Kron pointed at his friend. “You appear to have survived Verkain.”
“I am the sole exception,” Randall said, “and I will continue to be the sole exception unless I stop him.”
Kron glanced off to one side, staring across the grass at the hovels and buildings of Mogus Potere ringing the grounds of the church. His eyes told his tale. Kron Darkbow was a man who acted. It was time to act. Further questions and explanations could come later. “Tell me what needs to be done.”
“First, you will need protection.” Randall muttered a few words while waving a hand over the hilt of Kron’s sword.
***
From beneath a rain-drenched canopy stretched across the front of his tent, Captain Lendo shouted orders, pointing one soldier toward another tent and another soldier back to the city wall behind them. Then he turned and glanced at
papers and maps on a field table, a flimsy unfolded workbench.
The captain lifted a sheet of paper and stared at the orders written in his lord’s hand. “Damn.”
“Not your favorite reading material?”
Lendo spun to find the swordsman Fortisquo standing just beneath one corner of the canopy, safely out of the drizzle.
“Lord Verkain wishes to ride at the front of the procession.” Lendo returned the paper to his makeshift desk.
“Aren’t you in charge of his personal bodyguards?” Fortisquo asked. “He should be well protected.”
The shaggy-bearded Lendo spat away from the tent into mud. “I am his solitary permanent guard. I take on others only for special details. Lord Verkain prefers it that way. He believes a bevy of soldiers around him would hamper his defending himself.”
“Makes sense for a mage.”
Captain Lendo’s visage remained dark. “But not for a king ... or a general.”
“True.”
“Did you want something?” Lendo asked. “I can’t imagine you tromped all the way from the castle through the mud for no reason.”
“Again, you speak the truth,” Fortisquo said, leaning nearer the captain. “I need to speak with you of a delicate matter.”
The Kobalan moved toward the swordsman so their voices would not need to carry so far. “What do you have to tell me?”
Fortisquo glanced around suspiciously, then returned his gaze to Lendo. “I fear there will be an attempt made on your lord’s life.”
Chapter Twenty Four
Kron moved among the soldiers without drawing a single eye. There were thousands of the Kobalans, heavy men sharpening weapons, tugging on armor, packing gear and performing the multitude of other tasks needed before an army could march.

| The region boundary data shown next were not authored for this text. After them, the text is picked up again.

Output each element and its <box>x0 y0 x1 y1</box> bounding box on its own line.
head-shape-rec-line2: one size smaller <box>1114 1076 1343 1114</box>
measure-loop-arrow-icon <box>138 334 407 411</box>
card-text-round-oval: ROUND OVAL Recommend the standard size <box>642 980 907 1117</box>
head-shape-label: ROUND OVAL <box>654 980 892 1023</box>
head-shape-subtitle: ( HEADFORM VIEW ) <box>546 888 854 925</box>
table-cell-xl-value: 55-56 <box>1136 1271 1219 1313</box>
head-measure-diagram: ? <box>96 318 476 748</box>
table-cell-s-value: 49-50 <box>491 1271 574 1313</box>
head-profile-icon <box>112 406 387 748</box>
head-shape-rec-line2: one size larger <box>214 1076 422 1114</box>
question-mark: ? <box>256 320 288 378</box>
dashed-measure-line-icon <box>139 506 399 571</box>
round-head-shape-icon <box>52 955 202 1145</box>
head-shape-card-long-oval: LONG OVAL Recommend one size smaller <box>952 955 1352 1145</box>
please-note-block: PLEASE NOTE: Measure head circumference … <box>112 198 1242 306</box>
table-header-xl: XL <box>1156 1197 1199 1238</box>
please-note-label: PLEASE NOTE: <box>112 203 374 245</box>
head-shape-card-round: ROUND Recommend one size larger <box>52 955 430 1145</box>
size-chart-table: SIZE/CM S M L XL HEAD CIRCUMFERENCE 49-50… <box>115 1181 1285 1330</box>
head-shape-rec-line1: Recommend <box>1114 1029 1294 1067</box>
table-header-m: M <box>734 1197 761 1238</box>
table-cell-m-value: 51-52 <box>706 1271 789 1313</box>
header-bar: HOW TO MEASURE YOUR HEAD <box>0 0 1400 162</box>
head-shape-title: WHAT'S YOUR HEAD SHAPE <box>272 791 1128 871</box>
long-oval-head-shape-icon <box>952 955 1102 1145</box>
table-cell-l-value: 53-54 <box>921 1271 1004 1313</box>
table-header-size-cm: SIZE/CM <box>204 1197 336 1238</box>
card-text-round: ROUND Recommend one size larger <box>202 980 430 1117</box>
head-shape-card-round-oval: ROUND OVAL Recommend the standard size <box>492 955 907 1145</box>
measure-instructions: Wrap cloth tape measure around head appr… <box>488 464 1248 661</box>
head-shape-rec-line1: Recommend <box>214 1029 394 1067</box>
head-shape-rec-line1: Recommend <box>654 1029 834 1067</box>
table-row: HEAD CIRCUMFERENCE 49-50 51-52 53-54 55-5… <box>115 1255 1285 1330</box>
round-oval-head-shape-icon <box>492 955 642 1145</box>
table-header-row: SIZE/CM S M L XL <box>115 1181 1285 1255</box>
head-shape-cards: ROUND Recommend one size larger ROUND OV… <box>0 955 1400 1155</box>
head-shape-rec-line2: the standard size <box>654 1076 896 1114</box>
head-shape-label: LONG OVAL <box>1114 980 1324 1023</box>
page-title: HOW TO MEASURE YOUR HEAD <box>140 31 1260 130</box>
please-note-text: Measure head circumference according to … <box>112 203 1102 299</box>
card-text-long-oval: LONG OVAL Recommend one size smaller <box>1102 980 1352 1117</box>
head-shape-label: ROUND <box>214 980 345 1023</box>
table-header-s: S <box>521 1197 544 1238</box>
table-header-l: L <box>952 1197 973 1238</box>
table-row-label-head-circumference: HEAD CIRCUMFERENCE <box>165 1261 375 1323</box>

Kron slunk past a campfire surrounded by a dozen men smearing black soot on their pale faces. He slipped through a group of young officers tightening saddle harnesses on their steeds. He circled a group of seated warriors running smooth stones along the edges of their swords.
A tall pole of wood loomed out of the darkness above a small fire, the flames barely flickering with the night’s rain dripping into them. Adara’s remains still hung there outside the city walls.